Many people needing hearing dogs actually request small or medium sized dogs.

Hearing dog programs have often trained mixed breeds from shelters, including:

  • Terrier mixes
  • Poodle crosses
  • Cocker Spaniel variants
  • Llasa Apso mixes
  • Shih Tzu mixes
  • Chihuahua mixes

How Do You Train A Boxer To Become A Service Dog?

There are essentially two ways to get a service dog:

  1. Dogs are can be bred and trained by an organization
  2. An owner can turn their own dog into a service dog with the help of a trainer

If you’re going the organization route, it’s a good idea to choose an agency that’s accredited with a recognized service dog body, so you know it’s reputable.

Organizations involve an application process and often a waiting list, and they may work with only certain breeds.

When you go through an agency, there may be fees.

However, the costs are frequently covered by grants or donors.

Often, people with disabilities can receive a service dog at little to no cost.

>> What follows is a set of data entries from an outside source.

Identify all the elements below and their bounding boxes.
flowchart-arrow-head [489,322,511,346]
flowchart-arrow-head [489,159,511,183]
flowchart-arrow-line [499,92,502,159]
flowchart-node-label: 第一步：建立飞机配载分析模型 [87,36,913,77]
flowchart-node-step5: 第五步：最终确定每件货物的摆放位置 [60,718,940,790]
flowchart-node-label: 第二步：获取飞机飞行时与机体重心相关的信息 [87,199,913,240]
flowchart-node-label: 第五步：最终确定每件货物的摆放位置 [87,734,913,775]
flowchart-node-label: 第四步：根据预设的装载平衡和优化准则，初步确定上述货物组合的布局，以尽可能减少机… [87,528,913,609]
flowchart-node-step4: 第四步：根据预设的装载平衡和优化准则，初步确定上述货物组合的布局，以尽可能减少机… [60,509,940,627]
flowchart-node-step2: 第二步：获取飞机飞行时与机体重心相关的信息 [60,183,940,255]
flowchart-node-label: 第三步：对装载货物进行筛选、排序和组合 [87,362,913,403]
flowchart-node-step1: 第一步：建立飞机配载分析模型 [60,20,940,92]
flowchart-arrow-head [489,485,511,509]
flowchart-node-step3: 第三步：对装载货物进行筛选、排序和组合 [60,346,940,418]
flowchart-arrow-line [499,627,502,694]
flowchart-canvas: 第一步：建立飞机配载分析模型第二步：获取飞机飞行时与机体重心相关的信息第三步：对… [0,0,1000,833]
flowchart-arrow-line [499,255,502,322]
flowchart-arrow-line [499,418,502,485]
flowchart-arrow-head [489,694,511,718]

You may even be able to access financial assistance to help fund the dog’s care.

Here is a list of organizations that train service dogs, arranged by state.

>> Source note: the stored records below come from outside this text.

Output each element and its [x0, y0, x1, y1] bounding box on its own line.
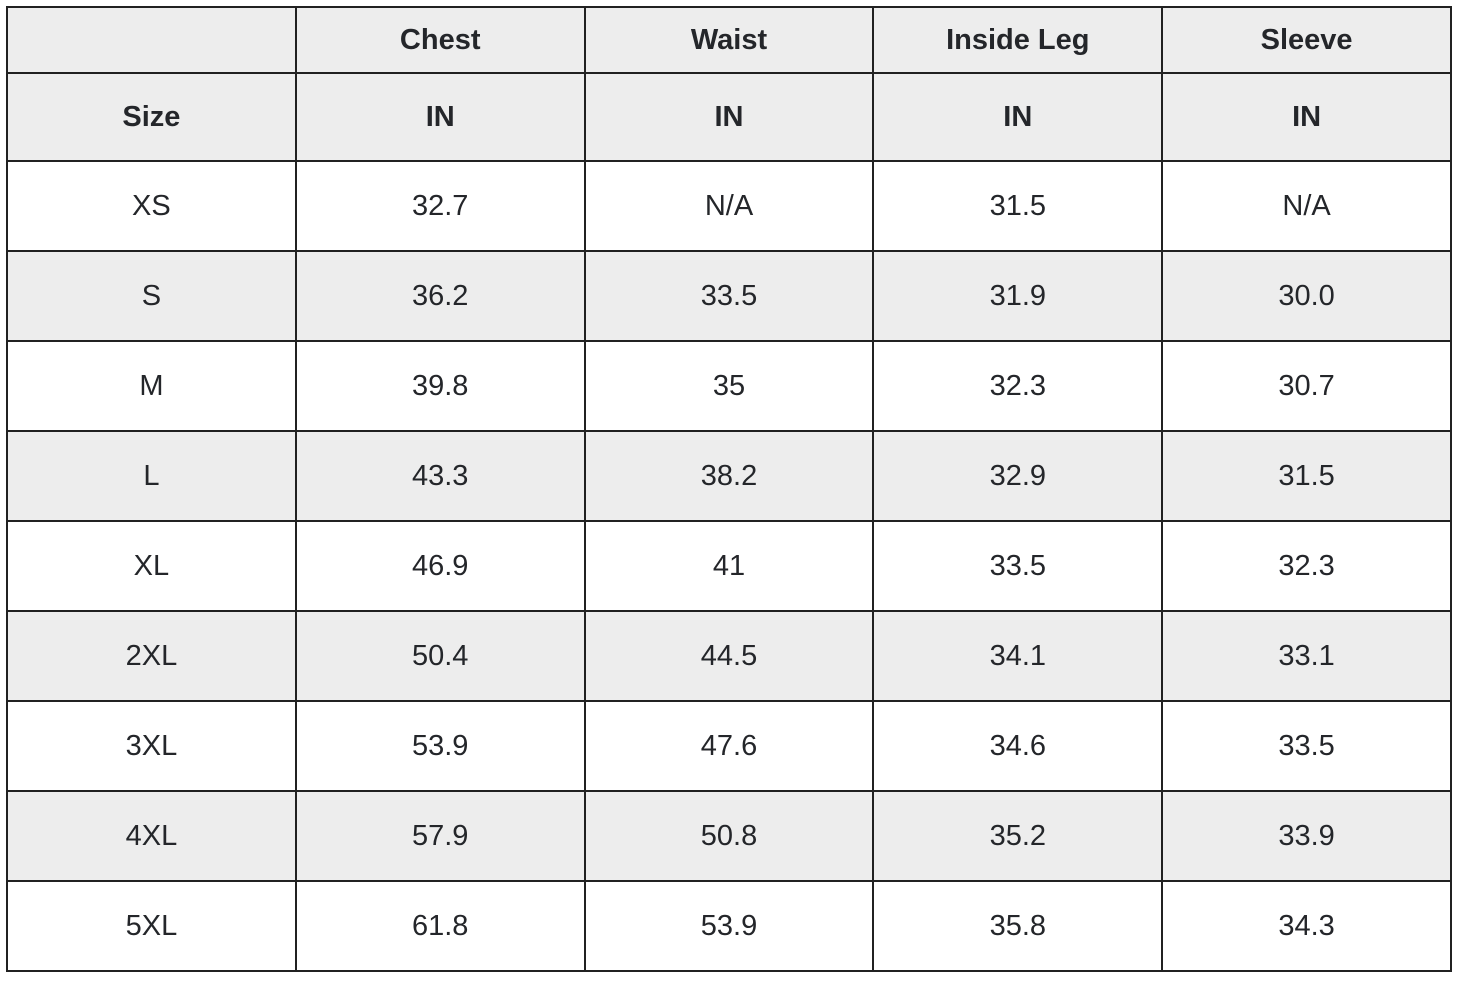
table-body: XS 32.7 N/A 31.5 N/A S 36.2 33.5 31.9 30… [6, 160, 1452, 972]
inside-leg-cell: 35.8 [872, 880, 1164, 972]
waist-cell: 44.5 [583, 610, 875, 702]
sleeve-cell: 33.1 [1161, 610, 1452, 702]
waist-cell: N/A [583, 160, 875, 252]
size-cell: M [6, 340, 297, 432]
col-header-waist: Waist [583, 6, 875, 74]
sleeve-cell: 31.5 [1161, 430, 1452, 522]
unit-header-inside-leg: IN [872, 72, 1164, 162]
sleeve-cell: 33.9 [1161, 790, 1452, 882]
inside-leg-cell: 33.5 [872, 520, 1164, 612]
sleeve-cell: 32.3 [1161, 520, 1452, 612]
col-header-sleeve: Sleeve [1161, 6, 1452, 74]
chest-cell: 43.3 [294, 430, 586, 522]
waist-cell: 50.8 [583, 790, 875, 882]
chest-cell: 50.4 [294, 610, 586, 702]
chest-cell: 46.9 [294, 520, 586, 612]
table-row-xl: XL 46.9 41 33.5 32.3 [6, 520, 1452, 612]
waist-cell: 53.9 [583, 880, 875, 972]
unit-header-row: Size IN IN IN IN [6, 72, 1452, 162]
table-row-xs: XS 32.7 N/A 31.5 N/A [6, 160, 1452, 252]
inside-leg-cell: 31.5 [872, 160, 1164, 252]
size-cell: XL [6, 520, 297, 612]
col-header-chest: Chest [294, 6, 586, 74]
table-row-m: M 39.8 35 32.3 30.7 [6, 340, 1452, 432]
chest-cell: 36.2 [294, 250, 586, 342]
col-header-inside-leg: Inside Leg [872, 6, 1164, 74]
size-cell: S [6, 250, 297, 342]
size-cell: 5XL [6, 880, 297, 972]
size-chart-table: Chest Waist Inside Leg Sleeve Size IN IN… [6, 6, 1452, 972]
table-row-2xl: 2XL 50.4 44.5 34.1 33.1 [6, 610, 1452, 702]
table-row-5xl: 5XL 61.8 53.9 35.8 34.3 [6, 880, 1452, 972]
chest-cell: 53.9 [294, 700, 586, 792]
unit-header-waist: IN [583, 72, 875, 162]
inside-leg-cell: 34.1 [872, 610, 1164, 702]
inside-leg-cell: 32.3 [872, 340, 1164, 432]
sleeve-cell: 33.5 [1161, 700, 1452, 792]
inside-leg-cell: 31.9 [872, 250, 1164, 342]
table-row-4xl: 4XL 57.9 50.8 35.2 33.9 [6, 790, 1452, 882]
sleeve-cell: 30.7 [1161, 340, 1452, 432]
unit-header-chest: IN [294, 72, 586, 162]
sleeve-cell: N/A [1161, 160, 1452, 252]
waist-cell: 35 [583, 340, 875, 432]
inside-leg-cell: 34.6 [872, 700, 1164, 792]
waist-cell: 33.5 [583, 250, 875, 342]
chest-cell: 32.7 [294, 160, 586, 252]
chest-cell: 39.8 [294, 340, 586, 432]
table-row-l: L 43.3 38.2 32.9 31.5 [6, 430, 1452, 522]
chest-cell: 61.8 [294, 880, 586, 972]
inside-leg-cell: 35.2 [872, 790, 1164, 882]
waist-cell: 41 [583, 520, 875, 612]
sleeve-cell: 34.3 [1161, 880, 1452, 972]
size-cell: L [6, 430, 297, 522]
size-cell: 4XL [6, 790, 297, 882]
table-row-3xl: 3XL 53.9 47.6 34.6 33.5 [6, 700, 1452, 792]
table-header: Chest Waist Inside Leg Sleeve Size IN IN… [6, 6, 1452, 162]
sleeve-cell: 30.0 [1161, 250, 1452, 342]
chest-cell: 57.9 [294, 790, 586, 882]
measurement-header-row: Chest Waist Inside Leg Sleeve [6, 6, 1452, 74]
table-row-s: S 36.2 33.5 31.9 30.0 [6, 250, 1452, 342]
unit-header-sleeve: IN [1161, 72, 1452, 162]
corner-cell [6, 6, 297, 74]
size-cell: XS [6, 160, 297, 252]
size-cell: 3XL [6, 700, 297, 792]
size-column-header: Size [6, 72, 297, 162]
inside-leg-cell: 32.9 [872, 430, 1164, 522]
waist-cell: 38.2 [583, 430, 875, 522]
size-cell: 2XL [6, 610, 297, 702]
waist-cell: 47.6 [583, 700, 875, 792]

Can You Train A Pet Boxer To Be A Service Dog?

Yes, potentially.

It takes quite a bit of time and there is a process to follow.

If you want to do this with your Boxer, one way is to go through an organization in your area that is accredited with Assistance Dogs International.

You can find such an organization by searching here.

When you select your location, make sure you check the box that says “Will consider working with an owner and their personal dog”.

Your Boxer should be very well socialized and already know basic obedience commands.

It helps if they have passed the American Kennel Club’s “Canine Good Citizen” test.

How Long Does It Take To Train A Boxer To Be A Service Dog?

Service dog training takes varying amounts of time.

It depends in part on the age of the dog when they start.

An agency-trained service dog usually spends anywhere from 6 months to 2 years learning the skills they’ll need, before they are matched with an owner.

The training typically involves 1 to 2 hours a day of obedience and task work.

Other Jobs Boxers Do

As well as being service dogs, Boxers are used as:

  • Police dogs
  • War dogs
  • Search and rescue (SAR) dogs
  • Cadaver dogs
  • Guard dogs


Highly teachable and sweet-tempered, Boxers are one of the breeds trained as service dogs.

It’s possible to train your Boxer to be your own service dog or you can apply to receive a service dog from an agency that trains them.

Boxers also make great therapy and emotional support dogs and these roles require far less complicated training.

It’s best to contact an accredited agency in your area.

Rest assured, Boxers will be welcome.